Does that take away from the dogmatic truth that the Verba Domini effect the transubstantiation? No; since earthly speech cannot all at once declare in the Person of Christ the elements offered to be His Body and Blood, that what appears to be but bread and wine is in sober truth the Flesh and Blood of Him Who is seated on the right hand of God, first the Lord's Words - we must believe - effect what they signify, and then the priest prays that the elements be brought up to heaven, that is, that their mystical emplacement on the mysterious celestial altar is in poetic language their being united with and transformed into Jesus Christ - "hidden with Christ in God".

Cabasilas did not know that the epiclesis is a later addition to the Eucharistic Prayer, an explicitation of the work of the Holy Ghost in the mysteries of man's redemption, and thus evidently a formula of the greatest significance, yet not intrinsically necessary; finding in the Roman Canon the Supplices te rogamus, he thought he had proof of the later Byzantine localisation of the moment of consecration in the epiclesis, without realising that human words can only proclaim in successive phrases even a part of what is accomplished all at once by making the Memorial of the Lord. Our Lord, as Holy Writ revealed, did not pray the Holy Ghost descend upon the bread and wine, but blessed and gave, saying Hoc est… and all the rest.

Supplices te rogamus may thus be compared to what Aquinas said of Our Redeemer: Se dat suis manibus.

And of course, far closer to our own day, de la Taille wrote ever so many devout things about how
the Eucharistic Sacrifice may be viewed as the conjunction of our earthly offering with the supercelestial oblation of the Lamb once slain Who lives for ever, making intercession for us.
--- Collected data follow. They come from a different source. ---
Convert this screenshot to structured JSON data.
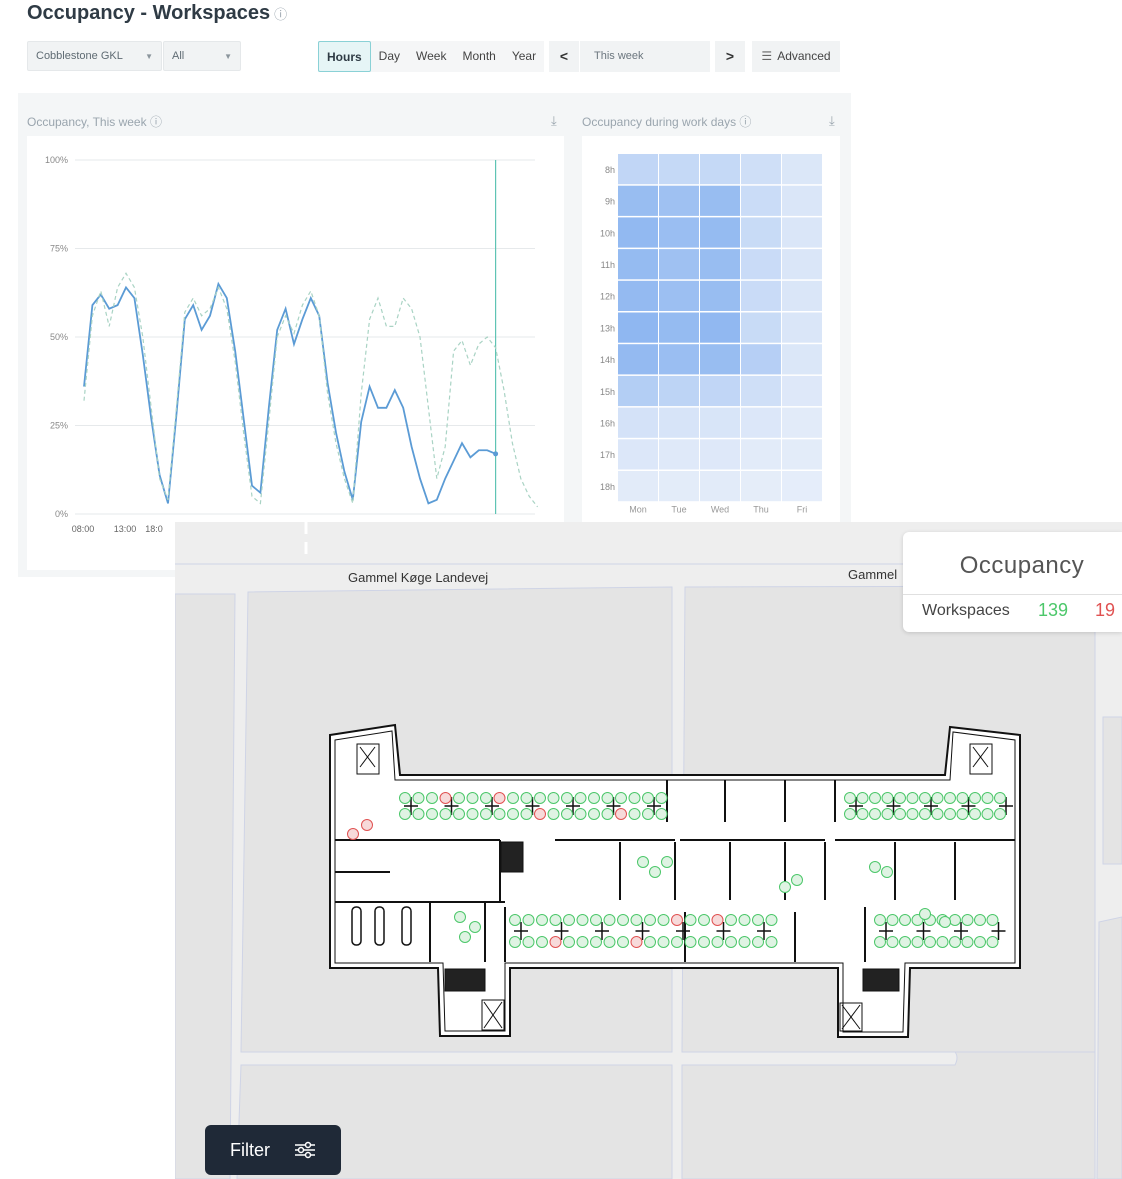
{
  "header": {
    "title": "Occupancy - Workspaces",
    "help_icon": "?"
  },
  "filters": {
    "building": "Cobblestone GKL",
    "floor": "All"
  },
  "range_tabs": [
    "Hours",
    "Day",
    "Week",
    "Month",
    "Year"
  ],
  "active_tab": "Hours",
  "period": {
    "prev": "<",
    "label": "This week",
    "next": ">"
  },
  "advanced_label": "Advanced",
  "line_panel": {
    "title": "Occupancy, This week",
    "help": "?"
  },
  "heatmap_panel": {
    "title": "Occupancy during work days",
    "help": "?"
  },
  "chart_data": [
    {
      "type": "line",
      "title": "Occupancy, This week",
      "ylim": [
        0,
        100
      ],
      "ytick_labels": [
        "100%",
        "75%",
        "50%",
        "25%",
        "0%"
      ],
      "xtick_labels": [
        "08:00",
        "13:00",
        "18:0"
      ],
      "series": [
        {
          "name": "current",
          "style": "solid",
          "color": "#5b9bd5",
          "values": [
            36,
            59,
            62,
            58,
            59,
            64,
            61,
            45,
            27,
            11,
            3,
            28,
            55,
            59,
            52,
            56,
            65,
            61,
            46,
            27,
            8,
            6,
            30,
            52,
            58,
            48,
            55,
            61,
            56,
            37,
            23,
            12,
            4,
            26,
            36,
            30,
            30,
            35,
            30,
            19,
            10,
            3,
            4,
            10,
            15,
            20,
            16,
            18,
            18,
            17
          ]
        },
        {
          "name": "previous",
          "style": "dashed",
          "color": "#a9d3c4",
          "values": [
            32,
            56,
            63,
            53,
            64,
            68,
            64,
            50,
            30,
            10,
            4,
            30,
            57,
            61,
            56,
            58,
            64,
            58,
            43,
            23,
            5,
            3,
            26,
            50,
            56,
            51,
            59,
            63,
            56,
            34,
            20,
            10,
            3,
            34,
            55,
            61,
            53,
            53,
            61,
            58,
            50,
            30,
            10,
            19,
            46,
            49,
            42,
            48,
            50,
            47,
            35,
            20,
            10,
            5,
            2
          ]
        }
      ],
      "cursor_index": 49
    },
    {
      "type": "heatmap",
      "title": "Occupancy during work days",
      "x": [
        "Mon",
        "Tue",
        "Wed",
        "Thu",
        "Fri"
      ],
      "y": [
        "8h",
        "9h",
        "10h",
        "11h",
        "12h",
        "13h",
        "14h",
        "15h",
        "16h",
        "17h",
        "18h"
      ],
      "values": [
        [
          30,
          27,
          27,
          20,
          11
        ],
        [
          60,
          55,
          60,
          23,
          12
        ],
        [
          64,
          58,
          62,
          25,
          12
        ],
        [
          62,
          55,
          60,
          24,
          12
        ],
        [
          63,
          57,
          60,
          24,
          12
        ],
        [
          66,
          62,
          65,
          25,
          12
        ],
        [
          63,
          58,
          60,
          38,
          11
        ],
        [
          40,
          33,
          30,
          20,
          9
        ],
        [
          16,
          14,
          13,
          10,
          6
        ],
        [
          10,
          8,
          9,
          6,
          5
        ],
        [
          6,
          5,
          6,
          4,
          3
        ]
      ]
    }
  ],
  "map": {
    "street_1": "Gammel Køge Landevej",
    "street_2": "Gammel",
    "occupancy_card": {
      "title": "Occupancy",
      "label": "Workspaces",
      "available": "139",
      "occupied": "19"
    },
    "filter_button": "Filter",
    "colors": {
      "available": "#4cc76a",
      "occupied": "#e05252"
    }
  }
}
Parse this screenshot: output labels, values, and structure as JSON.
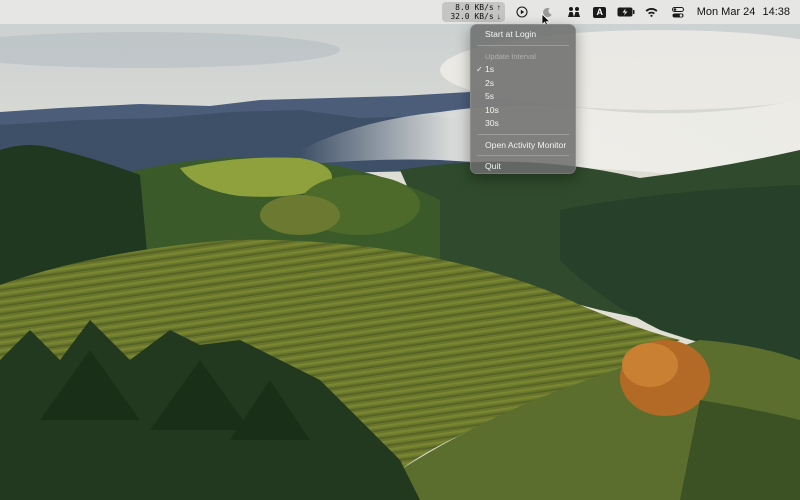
{
  "menubar": {
    "netspeed": {
      "upload": "8.0 KB/s",
      "download": "32.0 KB/s",
      "upload_arrow": "↑",
      "download_arrow": "↓"
    },
    "icons": [
      "play-circle-icon",
      "moon-icon",
      "people-icon",
      "input-source-icon",
      "battery-icon",
      "wifi-icon",
      "control-center-icon"
    ],
    "input_source_label": "A",
    "clock": {
      "date": "Mon Mar 24",
      "time": "14:38"
    }
  },
  "dropdown": {
    "start_at_login": "Start at Login",
    "interval_header": "Update Interval",
    "intervals": [
      "1s",
      "2s",
      "5s",
      "10s",
      "30s"
    ],
    "selected_interval": "1s",
    "check_mark": "✓",
    "open_activity_monitor": "Open Activity Monitor",
    "quit": "Quit"
  },
  "colors": {
    "menubar_bg": "#e8e8e6",
    "dropdown_bg": "#6c6c6c"
  }
}
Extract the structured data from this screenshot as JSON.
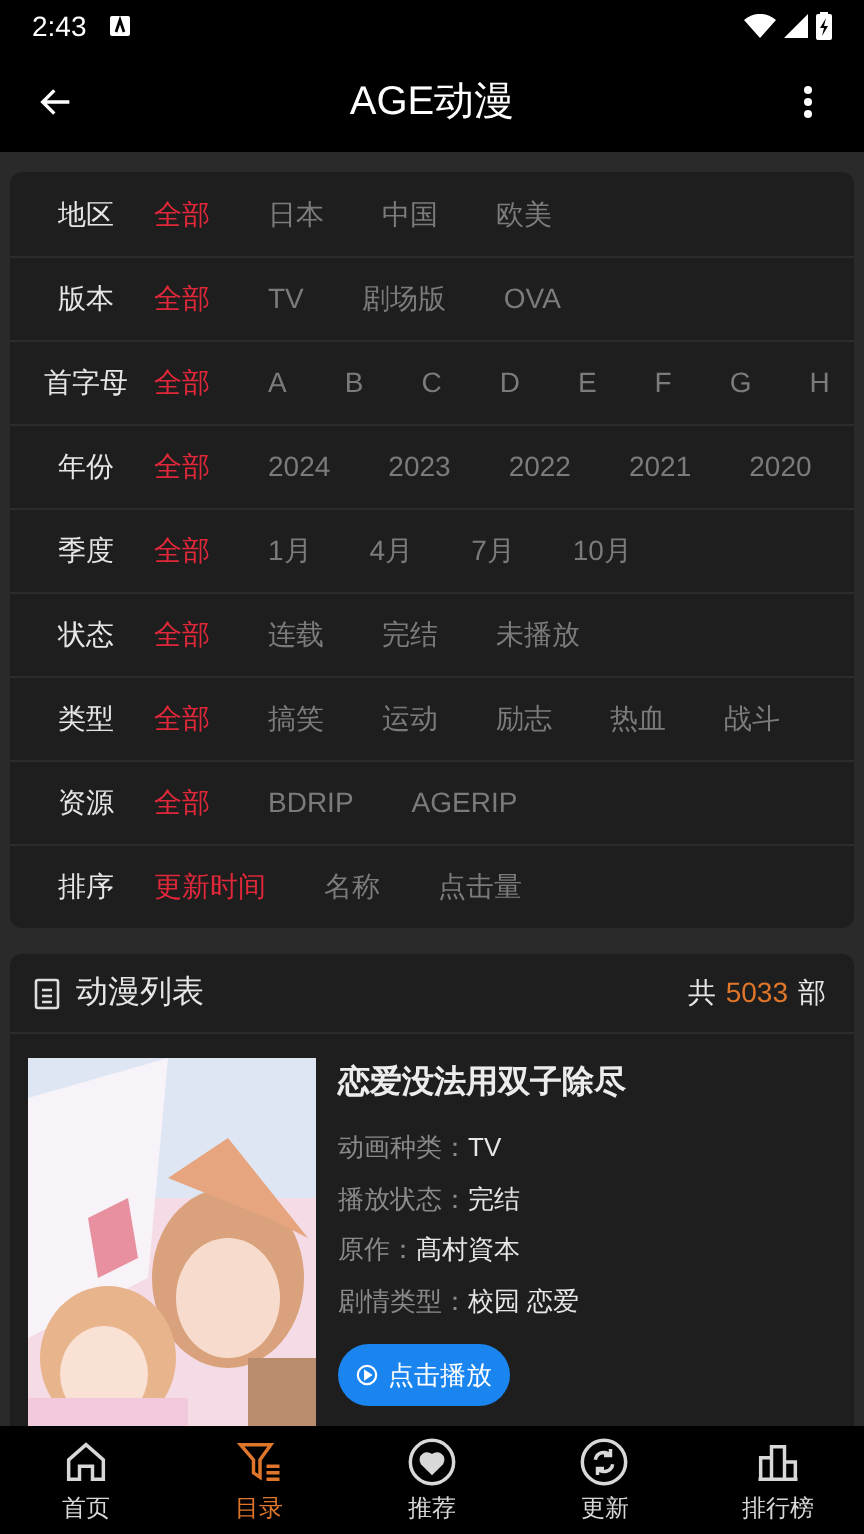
{
  "status_bar": {
    "time": "2:43"
  },
  "app_bar": {
    "title": "AGE动漫"
  },
  "filters": [
    {
      "label": "地区",
      "options": [
        {
          "text": "全部",
          "selected": true
        },
        {
          "text": "日本",
          "selected": false
        },
        {
          "text": "中国",
          "selected": false
        },
        {
          "text": "欧美",
          "selected": false
        }
      ]
    },
    {
      "label": "版本",
      "options": [
        {
          "text": "全部",
          "selected": true
        },
        {
          "text": "TV",
          "selected": false
        },
        {
          "text": "剧场版",
          "selected": false
        },
        {
          "text": "OVA",
          "selected": false
        }
      ]
    },
    {
      "label": "首字母",
      "options": [
        {
          "text": "全部",
          "selected": true
        },
        {
          "text": "A",
          "selected": false
        },
        {
          "text": "B",
          "selected": false
        },
        {
          "text": "C",
          "selected": false
        },
        {
          "text": "D",
          "selected": false
        },
        {
          "text": "E",
          "selected": false
        },
        {
          "text": "F",
          "selected": false
        },
        {
          "text": "G",
          "selected": false
        },
        {
          "text": "H",
          "selected": false
        }
      ]
    },
    {
      "label": "年份",
      "options": [
        {
          "text": "全部",
          "selected": true
        },
        {
          "text": "2024",
          "selected": false
        },
        {
          "text": "2023",
          "selected": false
        },
        {
          "text": "2022",
          "selected": false
        },
        {
          "text": "2021",
          "selected": false
        },
        {
          "text": "2020",
          "selected": false
        }
      ]
    },
    {
      "label": "季度",
      "options": [
        {
          "text": "全部",
          "selected": true
        },
        {
          "text": "1月",
          "selected": false
        },
        {
          "text": "4月",
          "selected": false
        },
        {
          "text": "7月",
          "selected": false
        },
        {
          "text": "10月",
          "selected": false
        }
      ]
    },
    {
      "label": "状态",
      "options": [
        {
          "text": "全部",
          "selected": true
        },
        {
          "text": "连载",
          "selected": false
        },
        {
          "text": "完结",
          "selected": false
        },
        {
          "text": "未播放",
          "selected": false
        }
      ]
    },
    {
      "label": "类型",
      "options": [
        {
          "text": "全部",
          "selected": true
        },
        {
          "text": "搞笑",
          "selected": false
        },
        {
          "text": "运动",
          "selected": false
        },
        {
          "text": "励志",
          "selected": false
        },
        {
          "text": "热血",
          "selected": false
        },
        {
          "text": "战斗",
          "selected": false
        }
      ]
    },
    {
      "label": "资源",
      "options": [
        {
          "text": "全部",
          "selected": true
        },
        {
          "text": "BDRIP",
          "selected": false
        },
        {
          "text": "AGERIP",
          "selected": false
        }
      ]
    },
    {
      "label": "排序",
      "options": [
        {
          "text": "更新时间",
          "selected": true
        },
        {
          "text": "名称",
          "selected": false
        },
        {
          "text": "点击量",
          "selected": false
        }
      ]
    }
  ],
  "list": {
    "title": "动漫列表",
    "count_prefix": "共",
    "count": "5033",
    "count_suffix": "部",
    "items": [
      {
        "picture": {
          "kind": "picture"
        },
        "title": "恋爱没法用双子除尽",
        "fields": [
          {
            "label": "动画种类：",
            "value": "TV"
          },
          {
            "label": "播放状态：",
            "value": "完结"
          },
          {
            "label": "原作：",
            "value": "髙村資本"
          },
          {
            "label": "剧情类型：",
            "value": "校园 恋爱"
          }
        ],
        "play_button": "点击播放"
      }
    ]
  },
  "bottom_nav": [
    {
      "label": "首页",
      "selected": false
    },
    {
      "label": "目录",
      "selected": true
    },
    {
      "label": "推荐",
      "selected": false
    },
    {
      "label": "更新",
      "selected": false
    },
    {
      "label": "排行榜",
      "selected": false
    }
  ]
}
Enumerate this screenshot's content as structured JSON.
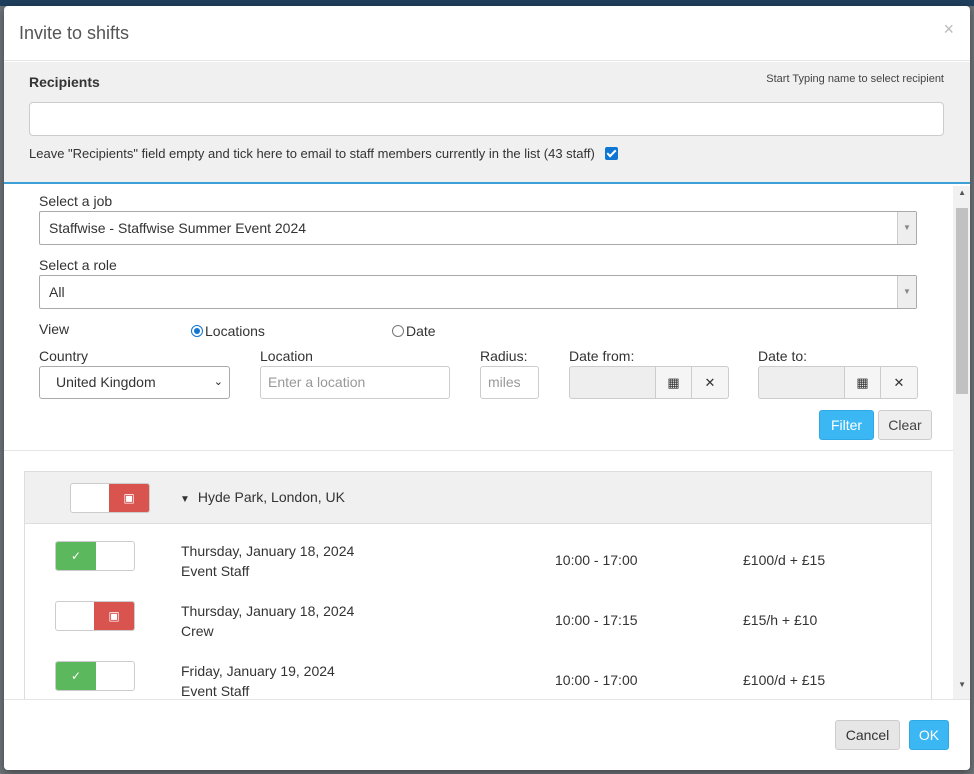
{
  "modal": {
    "title": "Invite to shifts",
    "close_glyph": "×"
  },
  "recipients": {
    "label": "Recipients",
    "hint": "Start Typing name to select recipient",
    "value": "",
    "tick_text": "Leave \"Recipients\" field empty and tick here to email to staff members currently in the list (43 staff)",
    "tick_checked": true
  },
  "filters": {
    "job_label": "Select a job",
    "job_value": "Staffwise - Staffwise Summer Event 2024",
    "role_label": "Select a role",
    "role_value": "All",
    "view_label": "View",
    "view_locations": "Locations",
    "view_date": "Date",
    "view_selected": "Locations",
    "country_label": "Country",
    "country_value": "United Kingdom",
    "location_label": "Location",
    "location_placeholder": "Enter a location",
    "radius_label": "Radius:",
    "radius_placeholder": "miles",
    "date_from_label": "Date from:",
    "date_to_label": "Date to:",
    "date_from_value": "",
    "date_to_value": "",
    "filter_button": "Filter",
    "clear_button": "Clear"
  },
  "location_group": {
    "name": "Hyde Park, London, UK",
    "toggle_state": "off",
    "shifts": [
      {
        "date": "Thursday, January 18, 2024",
        "role": "Event Staff",
        "time": "10:00 - 17:00",
        "pay": "£100/d + £15",
        "toggle_state": "on"
      },
      {
        "date": "Thursday, January 18, 2024",
        "role": "Crew",
        "time": "10:00 - 17:15",
        "pay": "£15/h + £10",
        "toggle_state": "off"
      },
      {
        "date": "Friday, January 19, 2024",
        "role": "Event Staff",
        "time": "10:00 - 17:00",
        "pay": "£100/d + £15",
        "toggle_state": "on"
      }
    ]
  },
  "footer": {
    "cancel": "Cancel",
    "ok": "OK"
  },
  "colors": {
    "primary": "#3bb8f3",
    "success": "#5cb85c",
    "danger": "#d9534f",
    "checkbox": "#0f76d4"
  },
  "icons": {
    "calendar": "calendar-icon",
    "clear": "times-icon",
    "check": "check-icon",
    "briefcase": "briefcase-icon",
    "caret": "caret-down-icon"
  }
}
The mere fact that the sublime phrases of the Supplices te rogamus are so poetic, so enigmatic, ought vouch for their fitness to the celebration of what is a divine mystery, whose unfathomable depths indeed ought be feared and revered, not reduced to a few banal formulæ too easily pretended to be understood.

Luke Togni said...

I've been looking medieval liturgical commentaries to assess the various understandings of angelic liturgy. The supplices te rogamus, is one of the places that commentary touches upon it (St. Albert the Great's mass commentary explicitly says that "angel" should be read as all nine heavenly choirs). The other place it tends to be touched upon is the Preface-sanctus. At least Honorius and Innocent III do so. Honorius even has explicit (short) chapters on angelic sacrifice in the Gemma Animae and the Sacrementarium. I suspect Eriugena's commentary on Ps-Dionysius' Celestial Hierarchy may be a source for their thought, insofar as he interprets Dionysius' claim that the first heavenly hierarchy (Seraphim, Cherubim, Thrones) are "hierourgetai" as sanctified or, sacrificed, as substantially similar to the eucharist, but in the angelic realm.

Alan Robinson said...

Would you be good enough to give the source of Canon Couratin's memoir of E.C.Ratcliff ? It is strange that there is so little biographical information about both Ratcliff and Couratin. Ratcliff became more popularly famous because of his work on the Coronation Rite. Apparently he was obsessed by cats. Did he not manage a death bed conversion to Orthodoxy ?

Jesse said...

The idea of a link between our earthly altars and the heavenly altar has captivated many Anglican imaginations. Witness, for example, the famous frontispiece to the 1720 printing of Wheatly's Rational Illustration of the Book of Common Prayer:


William Tighe said...

In response to Alan Robinson's question, the source is Canon Couratin's "E. C. Ratcliff as Liturgist," published originally at pp. 8-11 in *Edward Craddock Ratcliff 1896-1967 A Bibliography of his Published Works,* a little pamphlet published by the Alcuin Club (no date given, but ca. 1971 or a bit later). It was republished in *E. C. Ratcliff Liturgical Studies* ed A. H. Couratin and D. H. Tripp (London, 1976: SPCK), pp. 11-15.